Diarrhea, rashes or fever aren’t normal. These symptoms indicate some other sickness or condition, which can easily be masked during a teething episode. If your child exhibits any of these symptoms you should call us for an exam to rule out a more serious issue.

Keep things cool to reduce discomfort. There are a few things you can do to reduce your child’s discomfort during a teething episode. Let your child chew on chilled (but not frozen) soft items like teething rings, wet washcloths or pacifiers to reduce swelling and pain. Gum massage with your clean finger may help counteract the pressure from the erupting tooth. And, if your doctor advises it, pain relievers in the proper dosage may also help alleviate discomfort. On the other hand, don’t use rubbing alcohol to soothe painful gums, or products with the numbing agent Benzocaine in children younger than two unless advised by a healthcare professional.

If you would like more information on dealing with teething issues, please contact us or schedule an appointment for a consultation. You can also learn more about this topic by reading the Dear Doctor magazine article “Teething Troubles.”

By Grand Oaks Dental
December 28, 2018
Category: Oral Health
Tags: oral hygiene   braces   orthodontics  
MakeEffortstoProtectYourTeethfromDiseaseWhileWearingBraces

Orthodontic treatment is a big investment. But given the benefits for future good health and a more attractive smile, it's well worth it.
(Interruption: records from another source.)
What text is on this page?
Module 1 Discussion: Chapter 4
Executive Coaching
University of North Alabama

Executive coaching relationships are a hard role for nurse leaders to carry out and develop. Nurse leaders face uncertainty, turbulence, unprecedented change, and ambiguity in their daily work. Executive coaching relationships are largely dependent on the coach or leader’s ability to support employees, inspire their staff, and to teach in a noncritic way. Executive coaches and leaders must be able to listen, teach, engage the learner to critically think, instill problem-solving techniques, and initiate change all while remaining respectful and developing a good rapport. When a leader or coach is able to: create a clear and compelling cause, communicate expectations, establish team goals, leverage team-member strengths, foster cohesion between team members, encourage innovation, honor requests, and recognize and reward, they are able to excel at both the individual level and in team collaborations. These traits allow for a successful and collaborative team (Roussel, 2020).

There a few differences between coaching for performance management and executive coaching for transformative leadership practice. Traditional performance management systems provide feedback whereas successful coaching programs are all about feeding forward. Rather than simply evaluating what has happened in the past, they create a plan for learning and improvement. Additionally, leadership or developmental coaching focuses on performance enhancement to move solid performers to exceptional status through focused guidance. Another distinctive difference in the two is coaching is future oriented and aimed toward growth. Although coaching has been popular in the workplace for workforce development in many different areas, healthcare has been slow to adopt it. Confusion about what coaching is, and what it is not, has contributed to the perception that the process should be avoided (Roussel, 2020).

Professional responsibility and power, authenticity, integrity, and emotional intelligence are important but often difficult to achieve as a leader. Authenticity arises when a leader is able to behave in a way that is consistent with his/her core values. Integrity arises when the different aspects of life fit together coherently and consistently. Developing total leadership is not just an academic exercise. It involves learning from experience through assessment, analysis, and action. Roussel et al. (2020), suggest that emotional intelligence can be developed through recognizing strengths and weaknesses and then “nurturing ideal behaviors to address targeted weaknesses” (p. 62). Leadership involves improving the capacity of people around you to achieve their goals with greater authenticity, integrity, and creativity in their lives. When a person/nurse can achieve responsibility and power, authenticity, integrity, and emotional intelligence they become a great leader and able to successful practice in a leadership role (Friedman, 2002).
In the here and now, though, braces wearers face a different threat to their dental well-being — dental disease. Wearing braces can actually increase the risk of disease and make it more difficult to fight.

Tooth decay and periodontal (gum) disease, the two most common forms of dental disease, usually arise from plaque, a thin film of bacteria and food particles on tooth surfaces. The bacteria produce acid, which erodes enamel and makes the teeth susceptible to decay. Certain bacteria can also infect the gums and eventually weaken their attachment to teeth. Thorough brushing and flossing everyday removes this disease-triggering plaque buildup.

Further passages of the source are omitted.